三年来,我在长沙做官,有一天,有一只鸟飞进了我的屋子,停在我的座位旁边。那鸟长得像猫头鹰,是不祥之鸟。我来到长沙居住,这里潮湿阴冷,我自己也感觉身体不好,觉得活不长久了,所以写下这篇文章来抒发我的情感。文章如下:

公元前某年四月,一天下午,我正悠闲地坐在家里,突然出现了一些奇怪的东西,我感到很奇怪,就翻书占卜,结果卜辞说:“野鸟入室,主人将去。” 我赶紧问子服:“我要去哪儿?是吉是凶?什么时候走?”
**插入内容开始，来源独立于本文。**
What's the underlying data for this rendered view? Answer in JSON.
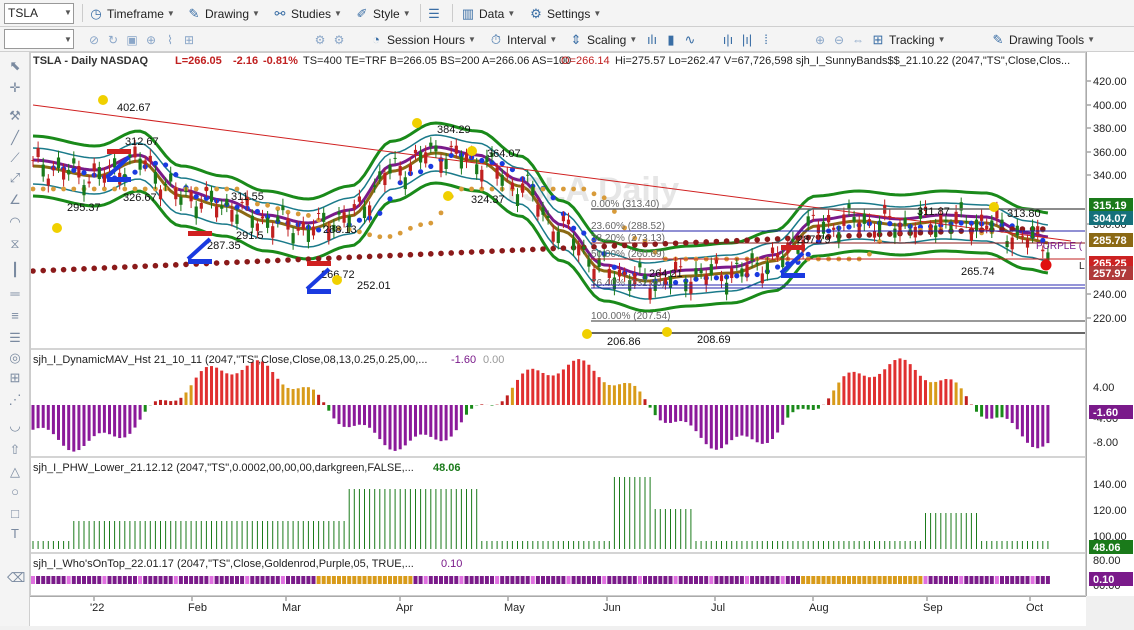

子服叹了口气,抬头张望,半天说不出一句话,只能用眼神来表达他的意思。他说,这世间万物都在不停地变化,哪有永恒不变的事物呢? 事物发展变化,有前进也有后退,有盛有衰,这都是自然规律。 变化莫测,谁能说得清呢?祸福相依,吉凶同在,就像吴国强大的夫差最终战败,越国被困会稽的勾践却最终称霸一样;商朝的孤竹君游说不成,最终被处以五刑,而傅说从奴隶成为殷商的宰相。祸与福就像纠缠在一起的绳索,谁又能说得清呢?命运难以预料,谁能知道它的尽头呢?水流急了就容易干涸,箭射出去才能射得远,万物之间互相影响,循环往复。天降甘霖,变化无常,天地运行,浩瀚无垠。天意不可揣测,天道不可预料,快慢都有定数,我们又怎能知道呢?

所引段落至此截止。